The Department of Public Enterprises (DPE) on Friday indicated that SAA and Mango’s funding process was now in the hands of lawmakers in Parliament.

DPE spokesperson Richard Mantu said the department was in discussions with the boards about the repositioning of the subsidiaries in light of the delayed funding.

“The funds to recapitalise SAA subsidiaries [amounting R2.7 billion] is awaiting the Special Appropriation Bill that has been tabled in Parliament,” Mantu said.

“Once the bill is enacted into law, then the funds will be transferred to subsidiaries.”

The suspension of Mango operations will effectively mean that the government is steadily losing grip over its aviation State assets unless it secures private equity investors.

SAA has been undergoing a business rescue process for more than 15 months now, and in spite of retrenching 3 800 workers, the process is yet to reach its finality.

A leaked internal memo to staff from Mango’s acting chief executive William Ndlovu warned of operational challenges the airline was facing, mainly lack of funding from the government.

Ndlovu told staff members that the government had informed them that there would be no money received by Mango until June.

He said this was in spite of the creditors giving the airline an ultimatum to pay by 30 April.

“This means that Mango will not be able to operate from 1st May 2021 due to no aircraft being available for operations,” Ndlovu said.

As a result, Ndlovu said Mango management proposed to temporarily stop operating and put the airline into business rescue until July when funding would have been hopefully secured.

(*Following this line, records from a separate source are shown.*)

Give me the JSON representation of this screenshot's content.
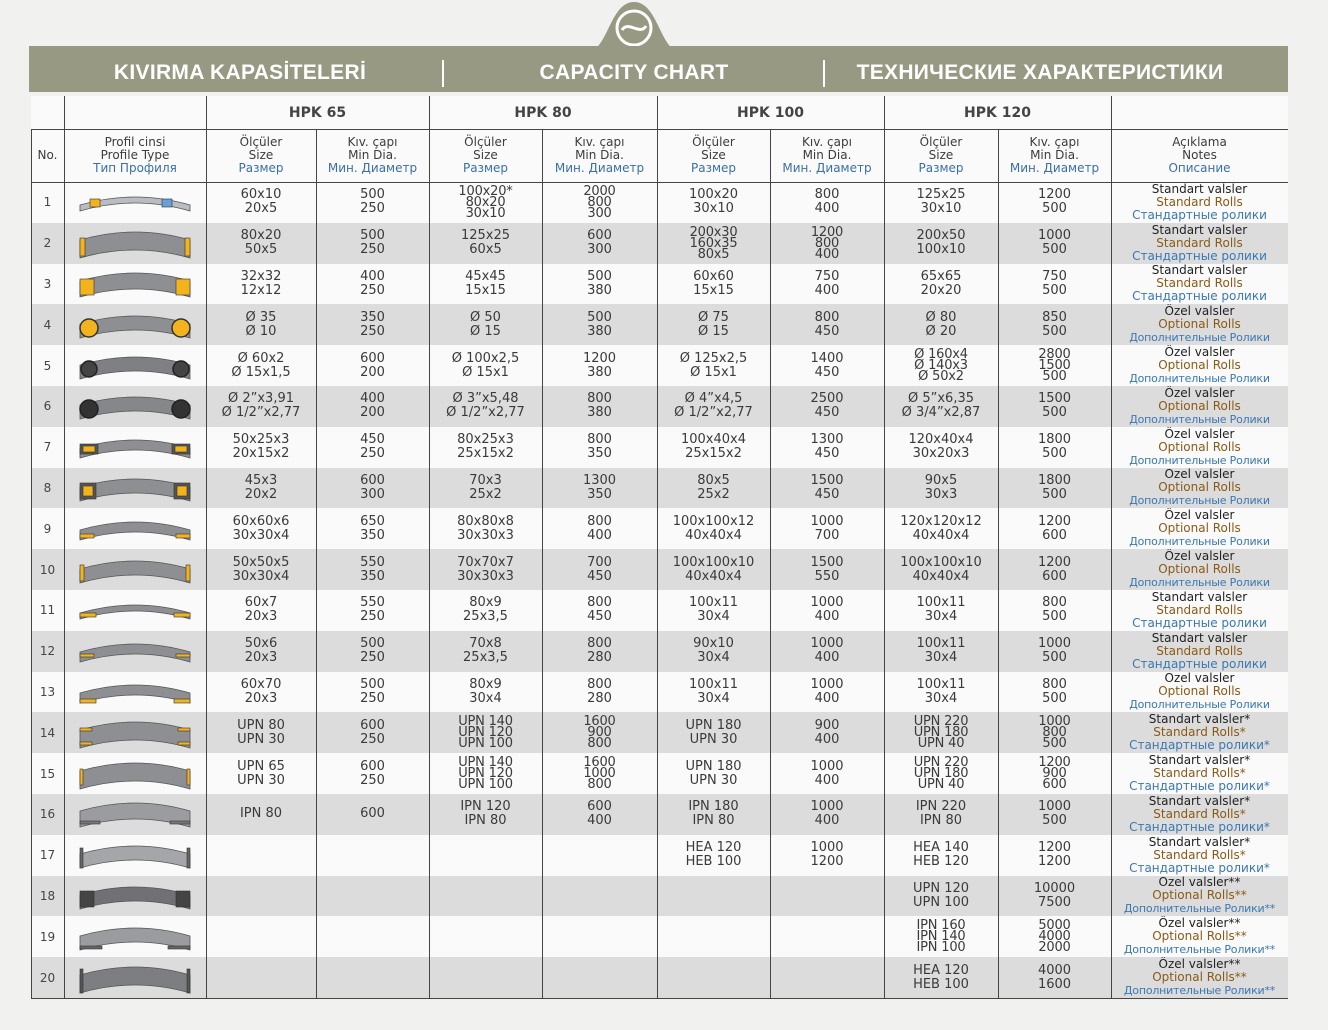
{
  "banner": {
    "title_tr": "KIVIRMA KAPASİTELERİ",
    "title_en": "CAPACITY CHART",
    "title_ru": "ТЕХНИЧЕСКИЕ ХАРАКТЕРИСТИКИ"
  },
  "groups": [
    "HPK 65",
    "HPK 80",
    "HPK 100",
    "HPK 120"
  ],
  "headers": {
    "no": "No.",
    "profile": [
      "Profil cinsi",
      "Profile Type",
      "Тип Профиля"
    ],
    "size": [
      "Ölçüler",
      "Size",
      "Размер"
    ],
    "mindia": [
      "Kıv. çapı",
      "Min Dia.",
      "Мин. Диаметр"
    ],
    "notes": [
      "Açıklama",
      "Notes",
      "Описание"
    ]
  },
  "colors": {
    "banner": "#979983",
    "row_shade": "#dcdcdc",
    "yellow_insert": "#f2b31d",
    "blue_text": "#3a6fa8",
    "brown_text": "#8a5a16"
  },
  "rows": [
    {
      "no": "1",
      "profile": "flat-bar-assorted",
      "cells": [
        [
          "60x10",
          "20x5"
        ],
        [
          "500",
          "250"
        ],
        [
          "100x20*",
          "80x20",
          "30x10"
        ],
        [
          "2000",
          "800",
          "300"
        ],
        [
          "100x20",
          "30x10"
        ],
        [
          "800",
          "400"
        ],
        [
          "125x25",
          "30x10"
        ],
        [
          "1200",
          "500"
        ]
      ],
      "notes": [
        "Standart valsler",
        "Standard Rolls",
        "Стандартные ролики"
      ]
    },
    {
      "no": "2",
      "profile": "flat-bar",
      "cells": [
        [
          "80x20",
          "50x5"
        ],
        [
          "500",
          "250"
        ],
        [
          "125x25",
          "60x5"
        ],
        [
          "600",
          "300"
        ],
        [
          "200x30",
          "160x35",
          "80x5"
        ],
        [
          "1200",
          "800",
          "400"
        ],
        [
          "200x50",
          "100x10"
        ],
        [
          "1000",
          "500"
        ]
      ],
      "notes": [
        "Standart valsler",
        "Standard Rolls",
        "Стандартные ролики"
      ]
    },
    {
      "no": "3",
      "profile": "square-bar",
      "cells": [
        [
          "32x32",
          "12x12"
        ],
        [
          "400",
          "250"
        ],
        [
          "45x45",
          "15x15"
        ],
        [
          "500",
          "380"
        ],
        [
          "60x60",
          "15x15"
        ],
        [
          "750",
          "400"
        ],
        [
          "65x65",
          "20x20"
        ],
        [
          "750",
          "500"
        ]
      ],
      "notes": [
        "Standart valsler",
        "Standard Rolls",
        "Стандартные ролики"
      ]
    },
    {
      "no": "4",
      "profile": "round-bar",
      "cells": [
        [
          "Ø 35",
          "Ø 10"
        ],
        [
          "350",
          "250"
        ],
        [
          "Ø 50",
          "Ø 15"
        ],
        [
          "500",
          "380"
        ],
        [
          "Ø 75",
          "Ø 15"
        ],
        [
          "800",
          "450"
        ],
        [
          "Ø 80",
          "Ø 20"
        ],
        [
          "850",
          "500"
        ]
      ],
      "notes": [
        "Özel valsler",
        "Optional Rolls",
        "Дополнительные Ролики"
      ]
    },
    {
      "no": "5",
      "profile": "round-tube",
      "cells": [
        [
          "Ø 60x2",
          "Ø 15x1,5"
        ],
        [
          "600",
          "200"
        ],
        [
          "Ø 100x2,5",
          "Ø 15x1"
        ],
        [
          "1200",
          "380"
        ],
        [
          "Ø 125x2,5",
          "Ø 15x1"
        ],
        [
          "1400",
          "450"
        ],
        [
          "Ø 160x4",
          "Ø 140x3",
          "Ø 50x2"
        ],
        [
          "2800",
          "1500",
          "500"
        ]
      ],
      "notes": [
        "Özel valsler",
        "Optional Rolls",
        "Дополнительные Ролики"
      ]
    },
    {
      "no": "6",
      "profile": "pipe",
      "cells": [
        [
          "Ø 2”x3,91",
          "Ø 1/2”x2,77"
        ],
        [
          "400",
          "200"
        ],
        [
          "Ø 3”x5,48",
          "Ø 1/2”x2,77"
        ],
        [
          "800",
          "380"
        ],
        [
          "Ø 4”x4,5",
          "Ø 1/2”x2,77"
        ],
        [
          "2500",
          "450"
        ],
        [
          "Ø 5”x6,35",
          "Ø 3/4”x2,87"
        ],
        [
          "1500",
          "500"
        ]
      ],
      "notes": [
        "Özel valsler",
        "Optional Rolls",
        "Дополнительные Ролики"
      ]
    },
    {
      "no": "7",
      "profile": "rect-tube",
      "cells": [
        [
          "50x25x3",
          "20x15x2"
        ],
        [
          "450",
          "250"
        ],
        [
          "80x25x3",
          "25x15x2"
        ],
        [
          "800",
          "350"
        ],
        [
          "100x40x4",
          "25x15x2"
        ],
        [
          "1300",
          "450"
        ],
        [
          "120x40x4",
          "30x20x3"
        ],
        [
          "1800",
          "500"
        ]
      ],
      "notes": [
        "Özel valsler",
        "Optional Rolls",
        "Дополнительные Ролики"
      ]
    },
    {
      "no": "8",
      "profile": "square-tube",
      "cells": [
        [
          "45x3",
          "20x2"
        ],
        [
          "600",
          "300"
        ],
        [
          "70x3",
          "25x2"
        ],
        [
          "1300",
          "350"
        ],
        [
          "80x5",
          "25x2"
        ],
        [
          "1500",
          "450"
        ],
        [
          "90x5",
          "30x3"
        ],
        [
          "1800",
          "500"
        ]
      ],
      "notes": [
        "Özel valsler",
        "Optional Rolls",
        "Дополнительные Ролики"
      ]
    },
    {
      "no": "9",
      "profile": "angle-out",
      "cells": [
        [
          "60x60x6",
          "30x30x4"
        ],
        [
          "650",
          "350"
        ],
        [
          "80x80x8",
          "30x30x3"
        ],
        [
          "800",
          "400"
        ],
        [
          "100x100x12",
          "40x40x4"
        ],
        [
          "1000",
          "700"
        ],
        [
          "120x120x12",
          "40x40x4"
        ],
        [
          "1200",
          "600"
        ]
      ],
      "notes": [
        "Özel valsler",
        "Optional Rolls",
        "Дополнительные Ролики"
      ]
    },
    {
      "no": "10",
      "profile": "angle-in",
      "cells": [
        [
          "50x50x5",
          "30x30x4"
        ],
        [
          "550",
          "350"
        ],
        [
          "70x70x7",
          "30x30x3"
        ],
        [
          "700",
          "450"
        ],
        [
          "100x100x10",
          "40x40x4"
        ],
        [
          "1500",
          "550"
        ],
        [
          "100x100x10",
          "40x40x4"
        ],
        [
          "1200",
          "600"
        ]
      ],
      "notes": [
        "Özel valsler",
        "Optional Rolls",
        "Дополнительные Ролики"
      ]
    },
    {
      "no": "11",
      "profile": "tee-out",
      "cells": [
        [
          "60x7",
          "20x3"
        ],
        [
          "550",
          "250"
        ],
        [
          "80x9",
          "25x3,5"
        ],
        [
          "800",
          "450"
        ],
        [
          "100x11",
          "30x4"
        ],
        [
          "1000",
          "400"
        ],
        [
          "100x11",
          "30x4"
        ],
        [
          "800",
          "500"
        ]
      ],
      "notes": [
        "Standart valsler",
        "Standard Rolls",
        "Стандартные ролики"
      ]
    },
    {
      "no": "12",
      "profile": "tee-in",
      "cells": [
        [
          "50x6",
          "20x3"
        ],
        [
          "500",
          "250"
        ],
        [
          "70x8",
          "25x3,5"
        ],
        [
          "800",
          "280"
        ],
        [
          "90x10",
          "30x4"
        ],
        [
          "1000",
          "400"
        ],
        [
          "100x11",
          "30x4"
        ],
        [
          "1000",
          "500"
        ]
      ],
      "notes": [
        "Standart valsler",
        "Standard Rolls",
        "Стандартные ролики"
      ]
    },
    {
      "no": "13",
      "profile": "tee-web",
      "cells": [
        [
          "60x70",
          "20x3"
        ],
        [
          "500",
          "250"
        ],
        [
          "80x9",
          "30x4"
        ],
        [
          "800",
          "280"
        ],
        [
          "100x11",
          "30x4"
        ],
        [
          "1000",
          "400"
        ],
        [
          "100x11",
          "30x4"
        ],
        [
          "800",
          "500"
        ]
      ],
      "notes": [
        "Özel valsler",
        "Optional Rolls",
        "Дополнительные Ролики"
      ]
    },
    {
      "no": "14",
      "profile": "channel-out",
      "cells": [
        [
          "UPN 80",
          "UPN 30"
        ],
        [
          "600",
          "250"
        ],
        [
          "UPN 140",
          "UPN 120",
          "UPN 100"
        ],
        [
          "1600",
          "900",
          "800"
        ],
        [
          "UPN 180",
          "UPN 30"
        ],
        [
          "900",
          "400"
        ],
        [
          "UPN 220",
          "UPN 180",
          "UPN 40"
        ],
        [
          "1000",
          "800",
          "500"
        ]
      ],
      "notes": [
        "Standart valsler*",
        "Standard Rolls*",
        "Стандартные ролики*"
      ]
    },
    {
      "no": "15",
      "profile": "channel-in",
      "cells": [
        [
          "UPN 65",
          "UPN 30"
        ],
        [
          "600",
          "250"
        ],
        [
          "UPN 140",
          "UPN 120",
          "UPN 100"
        ],
        [
          "1600",
          "1000",
          "800"
        ],
        [
          "UPN 180",
          "UPN 30"
        ],
        [
          "1000",
          "400"
        ],
        [
          "UPN 220",
          "UPN 180",
          "UPN 40"
        ],
        [
          "1200",
          "900",
          "600"
        ]
      ],
      "notes": [
        "Standart valsler*",
        "Standard Rolls*",
        "Стандартные ролики*"
      ]
    },
    {
      "no": "16",
      "profile": "ibeam",
      "cells": [
        [
          "IPN 80"
        ],
        [
          "600"
        ],
        [
          "IPN 120",
          "IPN 80"
        ],
        [
          "600",
          "400"
        ],
        [
          "IPN 180",
          "IPN 80"
        ],
        [
          "1000",
          "400"
        ],
        [
          "IPN 220",
          "IPN 80"
        ],
        [
          "1000",
          "500"
        ]
      ],
      "notes": [
        "Standart valsler*",
        "Standard Rolls*",
        "Стандартные ролики*"
      ]
    },
    {
      "no": "17",
      "profile": "hbeam",
      "cells": [
        [],
        [],
        [],
        [],
        [
          "HEA 120",
          "HEB 100"
        ],
        [
          "1000",
          "1200"
        ],
        [
          "HEA 140",
          "HEB 120"
        ],
        [
          "1200",
          "1200"
        ]
      ],
      "notes": [
        "Standart valsler*",
        "Standard Rolls*",
        "Стандартные ролики*"
      ]
    },
    {
      "no": "18",
      "profile": "channel-heavy",
      "cells": [
        [],
        [],
        [],
        [],
        [],
        [],
        [
          "UPN 120",
          "UPN 100"
        ],
        [
          "10000",
          "7500"
        ]
      ],
      "notes": [
        "Özel valsler**",
        "Optional Rolls**",
        "Дополнительные Ролики**"
      ]
    },
    {
      "no": "19",
      "profile": "ibeam-heavy",
      "cells": [
        [],
        [],
        [],
        [],
        [],
        [],
        [
          "IPN 160",
          "IPN 140",
          "IPN 100"
        ],
        [
          "5000",
          "4000",
          "2000"
        ]
      ],
      "notes": [
        "Özel valsler**",
        "Optional Rolls**",
        "Дополнительные Ролики**"
      ]
    },
    {
      "no": "20",
      "profile": "hbeam-heavy",
      "cells": [
        [],
        [],
        [],
        [],
        [],
        [],
        [
          "HEA 120",
          "HEB 100"
        ],
        [
          "4000",
          "1600"
        ]
      ],
      "notes": [
        "Özel valsler**",
        "Optional Rolls**",
        "Дополнительные Ролики**"
      ]
    }
  ]
}
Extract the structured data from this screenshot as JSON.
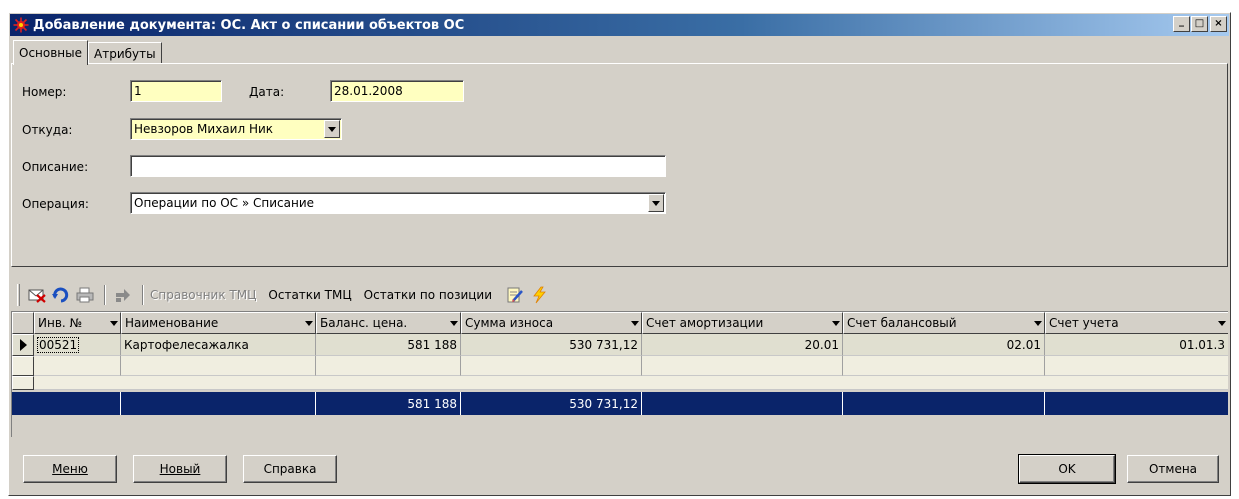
{
  "window": {
    "title": "Добавление документа: ОС. Акт о списании объектов ОС",
    "controls": {
      "minimize": "_",
      "maximize": "□",
      "close": "×"
    }
  },
  "tabs": [
    {
      "label": "Основные",
      "active": true
    },
    {
      "label": "Атрибуты",
      "active": false
    }
  ],
  "form": {
    "number_label": "Номер:",
    "number_value": "1",
    "date_label": "Дата:",
    "date_value": "28.01.2008",
    "from_label": "Откуда:",
    "from_value": "Невзоров  Михаил  Ник",
    "description_label": "Описание:",
    "description_value": "",
    "operation_label": "Операция:",
    "operation_value": "Операции по ОС » Списание"
  },
  "toolbar": {
    "icons": [
      "delete-document-icon",
      "refresh-icon",
      "print-icon",
      "move-icon"
    ],
    "items": [
      {
        "label": "Справочник ТМЦ",
        "enabled": false
      },
      {
        "label": "Остатки ТМЦ",
        "enabled": true
      },
      {
        "label": "Остатки по позиции",
        "enabled": true
      }
    ],
    "trailing_icons": [
      "edit-document-icon",
      "lightning-icon"
    ]
  },
  "grid": {
    "columns": [
      "Инв. №",
      "Наименование",
      "Баланс. цена.",
      "Сумма износа",
      "Счет амортизации",
      "Счет балансовый",
      "Счет учета"
    ],
    "rows": [
      [
        "00521",
        "Картофелесажалка",
        "581 188",
        "530 731,12",
        "20.01",
        "02.01",
        "01.01.3"
      ]
    ],
    "totals": [
      "",
      "",
      "581 188",
      "530 731,12",
      "",
      "",
      ""
    ]
  },
  "buttons": {
    "menu": "Меню",
    "new": "Новый",
    "help": "Справка",
    "ok": "OK",
    "cancel": "Отмена"
  },
  "colors": {
    "title_start": "#0a246a",
    "title_end": "#a6caf0",
    "required_field": "#ffffc0",
    "totals_row": "#0a246a"
  }
}
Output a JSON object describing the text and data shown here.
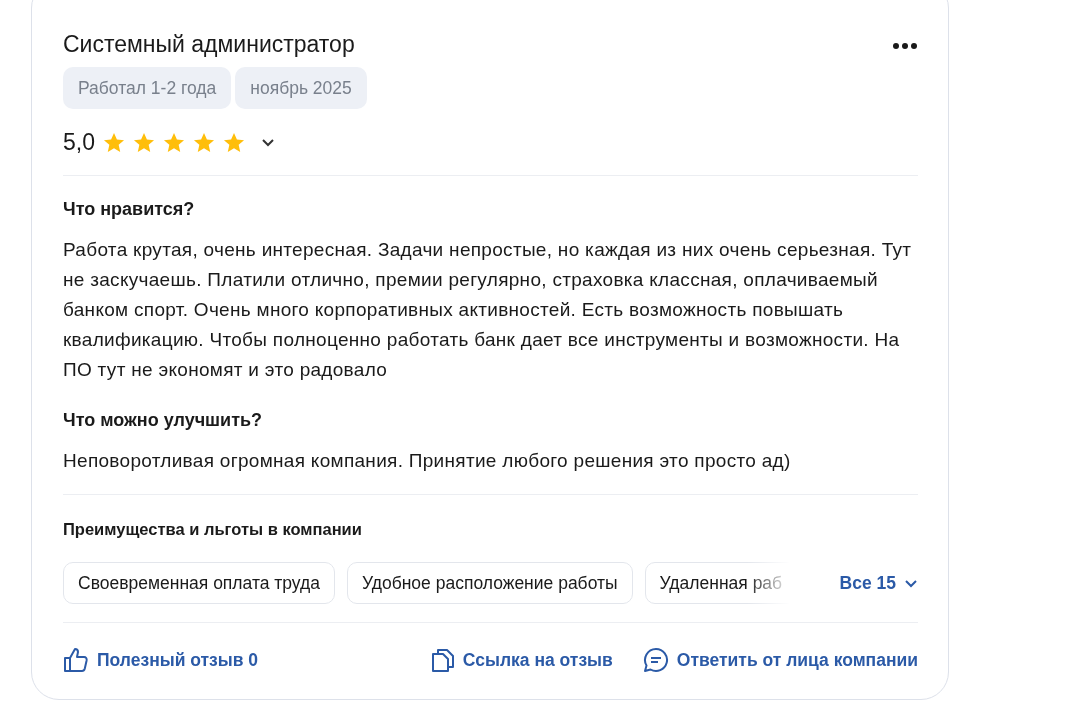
{
  "review": {
    "title": "Системный администратор",
    "tags": [
      "Работал 1-2 года",
      "ноябрь 2025"
    ],
    "rating": {
      "value": "5,0",
      "stars": 5
    },
    "sections": [
      {
        "heading": "Что нравится?",
        "text": "Работа крутая, очень интересная. Задачи непростые, но каждая из них очень серьезная. Тут не заскучаешь. Платили отлично, премии регулярно, страховка классная, оплачиваемый банком спорт. Очень много корпоративных активностей. Есть возможность повышать квалификацию. Чтобы полноценно работать банк дает все инструменты и возможности. На ПО тут не экономят и это радовало"
      },
      {
        "heading": "Что можно улучшить?",
        "text": "Неповоротливая огромная компания. Принятие любого решения это просто ад)"
      }
    ],
    "benefits": {
      "heading": "Преимущества и льготы в компании",
      "items": [
        "Своевременная оплата труда",
        "Удобное расположение работы",
        "Удаленная раб"
      ],
      "all_label": "Все 15"
    },
    "actions": [
      {
        "kind": "like",
        "label": "Полезный отзыв 0"
      },
      {
        "kind": "link",
        "label": "Ссылка на отзыв"
      },
      {
        "kind": "reply",
        "label": "Ответить от лица компании"
      }
    ]
  }
}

He said this proposal was approved by both boards, and SAA board had forwarded this to DPE to support the Board approval as an ultimate shareholder.

“We are still waiting for the response and shall communicate further as soon as we get a response from DPE,” Ndlovu said.

“Therefore it is with great sadness that I inform you that our operations will temporarily stop from 1st May 2021 until such time we receive funding or complete the business rescue process should it be supported by DPE.”